160 000 Euros par moi, ça fait combien en putes ?

[Emmanuel Ratier – Faits et Documents n°364 – Octobre 2013]

L’ancien ministre socialiste Dominique Strauss-Kahn multiplie les contrats juteux. L’ancien directeur exécutif du FMI va notamment devenir, avec l’aval du président de la République, le principal conseiller du vice-Premier ministre nationaliste Alexsandar Vucik afin de faciliter le rééchelonnement de la dette de la Serbie avec la Banque mondiale, le FMI et les grandes banques mondiales. S’il a indiqué qu’il travaillerait gratuitement les trois premiers mois par « amour de la Serbie » (mais avec prise en charge de tous ses frais), rien n’a filtré sur le pourcentage qu’il touchera sur les futurs accords avec les banques étrangères (outre la nationalité serbe qui devrait lui être accordée rapidement). Seule la presse serbe a indiqué qu’il arriverait avec de dix à quinze auditeurs qui, eux, seront payés dès le premier jour.

L’opération serbe aurait dû être menée pour le compte de la banque Arjil & Associés (c’est Wladimir Mollof, président d’Arjil, qui s’est beaucoup entremis, mais DSK était également soutenu par le Fonds russe des investissements publics, très implanté dans l’ex-Yougoslavie, dont il est membre du conseil de surveillance depuis juillet 2013) dont Dominique Strauss-Kahn était jusqu’alors un consultant de luxe.

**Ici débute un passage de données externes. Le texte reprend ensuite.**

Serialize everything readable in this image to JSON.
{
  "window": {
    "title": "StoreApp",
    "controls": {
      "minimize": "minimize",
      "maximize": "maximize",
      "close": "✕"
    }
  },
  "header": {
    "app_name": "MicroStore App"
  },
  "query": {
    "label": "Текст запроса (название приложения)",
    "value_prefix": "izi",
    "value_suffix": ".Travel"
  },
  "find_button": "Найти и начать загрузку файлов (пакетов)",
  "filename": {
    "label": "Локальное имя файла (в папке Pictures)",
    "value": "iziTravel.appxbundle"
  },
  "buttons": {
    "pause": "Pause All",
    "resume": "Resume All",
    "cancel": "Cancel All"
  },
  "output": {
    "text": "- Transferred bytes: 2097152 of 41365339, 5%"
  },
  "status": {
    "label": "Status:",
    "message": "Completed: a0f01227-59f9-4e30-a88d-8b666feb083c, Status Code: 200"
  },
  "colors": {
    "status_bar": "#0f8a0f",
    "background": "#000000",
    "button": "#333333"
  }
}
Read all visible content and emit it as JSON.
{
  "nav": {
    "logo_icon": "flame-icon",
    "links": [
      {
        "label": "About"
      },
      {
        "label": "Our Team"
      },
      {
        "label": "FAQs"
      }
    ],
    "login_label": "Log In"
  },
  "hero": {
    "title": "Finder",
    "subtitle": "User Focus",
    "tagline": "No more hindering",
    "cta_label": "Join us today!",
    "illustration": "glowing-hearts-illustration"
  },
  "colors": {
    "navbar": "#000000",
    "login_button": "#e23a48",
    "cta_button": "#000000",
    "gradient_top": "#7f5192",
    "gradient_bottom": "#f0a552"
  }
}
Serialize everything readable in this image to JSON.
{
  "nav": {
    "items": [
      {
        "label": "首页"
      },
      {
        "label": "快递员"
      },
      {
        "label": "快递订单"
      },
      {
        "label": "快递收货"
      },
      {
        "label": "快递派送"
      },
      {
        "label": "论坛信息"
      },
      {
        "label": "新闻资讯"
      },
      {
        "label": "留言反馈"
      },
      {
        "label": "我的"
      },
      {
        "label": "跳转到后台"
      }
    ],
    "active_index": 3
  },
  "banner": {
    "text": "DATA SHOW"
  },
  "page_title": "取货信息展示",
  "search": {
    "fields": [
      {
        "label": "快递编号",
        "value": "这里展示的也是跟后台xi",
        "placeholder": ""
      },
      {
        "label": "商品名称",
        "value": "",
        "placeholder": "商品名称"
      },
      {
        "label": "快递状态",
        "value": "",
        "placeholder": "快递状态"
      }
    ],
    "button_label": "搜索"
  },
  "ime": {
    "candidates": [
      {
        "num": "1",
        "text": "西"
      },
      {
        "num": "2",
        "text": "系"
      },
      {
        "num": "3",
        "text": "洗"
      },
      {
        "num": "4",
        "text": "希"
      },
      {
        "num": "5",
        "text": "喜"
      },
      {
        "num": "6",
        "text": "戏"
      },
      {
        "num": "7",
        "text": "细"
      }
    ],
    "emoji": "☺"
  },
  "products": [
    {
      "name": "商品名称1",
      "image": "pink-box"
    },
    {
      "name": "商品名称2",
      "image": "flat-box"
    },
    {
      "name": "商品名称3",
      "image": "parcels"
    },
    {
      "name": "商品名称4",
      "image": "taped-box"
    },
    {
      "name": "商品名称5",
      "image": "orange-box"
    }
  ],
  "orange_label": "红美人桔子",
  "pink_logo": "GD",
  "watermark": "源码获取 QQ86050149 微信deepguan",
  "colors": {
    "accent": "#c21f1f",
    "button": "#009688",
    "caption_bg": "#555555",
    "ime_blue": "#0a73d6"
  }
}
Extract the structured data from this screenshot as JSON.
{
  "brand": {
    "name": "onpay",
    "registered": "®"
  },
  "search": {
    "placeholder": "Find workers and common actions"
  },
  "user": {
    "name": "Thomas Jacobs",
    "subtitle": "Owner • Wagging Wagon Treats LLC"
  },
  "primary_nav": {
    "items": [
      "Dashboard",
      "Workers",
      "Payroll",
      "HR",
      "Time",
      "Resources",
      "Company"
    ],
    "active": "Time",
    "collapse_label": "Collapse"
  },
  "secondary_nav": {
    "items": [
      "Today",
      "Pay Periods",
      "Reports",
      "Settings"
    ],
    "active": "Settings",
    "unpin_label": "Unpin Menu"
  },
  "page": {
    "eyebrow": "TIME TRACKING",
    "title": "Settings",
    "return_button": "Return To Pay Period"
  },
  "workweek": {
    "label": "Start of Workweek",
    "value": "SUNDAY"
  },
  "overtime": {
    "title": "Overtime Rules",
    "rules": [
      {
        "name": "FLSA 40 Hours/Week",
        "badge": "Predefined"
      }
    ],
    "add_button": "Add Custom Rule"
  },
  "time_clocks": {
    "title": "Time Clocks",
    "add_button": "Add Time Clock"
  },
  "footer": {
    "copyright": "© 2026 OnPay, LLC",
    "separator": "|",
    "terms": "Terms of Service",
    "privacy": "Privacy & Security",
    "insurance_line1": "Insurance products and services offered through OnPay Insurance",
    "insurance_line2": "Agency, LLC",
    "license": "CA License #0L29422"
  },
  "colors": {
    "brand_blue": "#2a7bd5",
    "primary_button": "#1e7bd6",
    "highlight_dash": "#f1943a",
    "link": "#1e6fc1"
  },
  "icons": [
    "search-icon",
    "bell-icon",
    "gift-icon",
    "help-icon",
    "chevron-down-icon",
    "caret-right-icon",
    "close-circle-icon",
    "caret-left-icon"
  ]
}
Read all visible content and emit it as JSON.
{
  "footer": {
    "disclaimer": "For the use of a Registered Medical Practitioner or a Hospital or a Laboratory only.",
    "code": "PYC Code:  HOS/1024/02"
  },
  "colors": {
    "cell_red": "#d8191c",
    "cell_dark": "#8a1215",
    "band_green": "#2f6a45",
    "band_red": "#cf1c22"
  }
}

Mais celui qui aurait dû être le candidat socialiste à l’élection présidentielle de 2012 va très certainement donner cette affaire (comme les autres qu’il a en portefeuille tels un consortium de banques marocaines ou un fonds souverain et une compagnie d’assurance russe) au très discret conglomérat financier Anatevka, installé au Luxembourg, dont il deviendra, le 18 octobre, président du directoire. Comptant une centaine de professionnels haut de gamme, le groupe va être rebaptisé Leyne, Strauss-Kahn & Partners.

À la tête de sa propre EURL Parnasse, qui a déclaré la bagatelle de 630 000 € de chiffre d’affaires pour quatre mois d’activité en 2012, DSK devrait largement doubler, voire tripler, ce montant en 2013, d’autant qu’il est très présent dans les pays émergents: conseils aux dirigeants du Sud-Soudan, conférences allant de 50 000 à 150 000 € au Maroc (en particulier dans les grandes banques où il sert aussi d’intermédiaire avec le FMI), en Corée du Sud, en Ukraine à l’occasion du Yalta European Forum, organisé par son disciple Stéphane Fouks, ou en Chine chez le géant de l’Internet NetEase. Il se rend par ailleurs chaque mois à Moscou au conseil de surveillance du fonds et de la banque russe. Ses revenus actuels avoisineraient les 160 000 € par mois.

DSK va donc par ailleurs développer la division « banque d’affaires » Anatevka, qui s’ajoutera à la gestion d’actifs via Assya Asset Management implanté à Bruxelles, Bucarest, Genève, Luxembourg, Monaco et Tel-Aviv, l’assurance avec Firstcaution (Suisse), le capital-risque, le conseil aux pays émergents et asiatiques et l’intermédiation financière. Singularité: Anatevka est la ville fictive, située dans la Zone de résidence russe, où se déroule la comédie musicale Un Violon sur le toit de Joseph Stein, inspirée du roman yiddish Tewje, der Milchmann (Tewje, le laitier) de Cholem Aleikhem.

Le président d’Anatevka, Thierry Leyne, 47 ans, est un multi-millionnaire (voire milliardaire) israélo-français passé par le Technion d’Haïfa puis l’Université libre de Bruxelles. Ingénieur en génie civil, il a effectué toute sa carrière dans la finance. Il a lancé en 1996, avec Brice Moatti et Yves Naccache, Axfin (société d’investissement et transactions financières par internet), introduit en Bourse en 1999 et racheté par le courtier allemand ConSors (puis revendu à Paribas). Il lance également Assya Capital, coté sur le marché libre d’Euronext en 2001 (65,5 millions de capital). L’ensemble fusionnera avec Global Equities en 2010, avant une séparation à l’amiable en 2012 (Leyne en détient encore 30 %).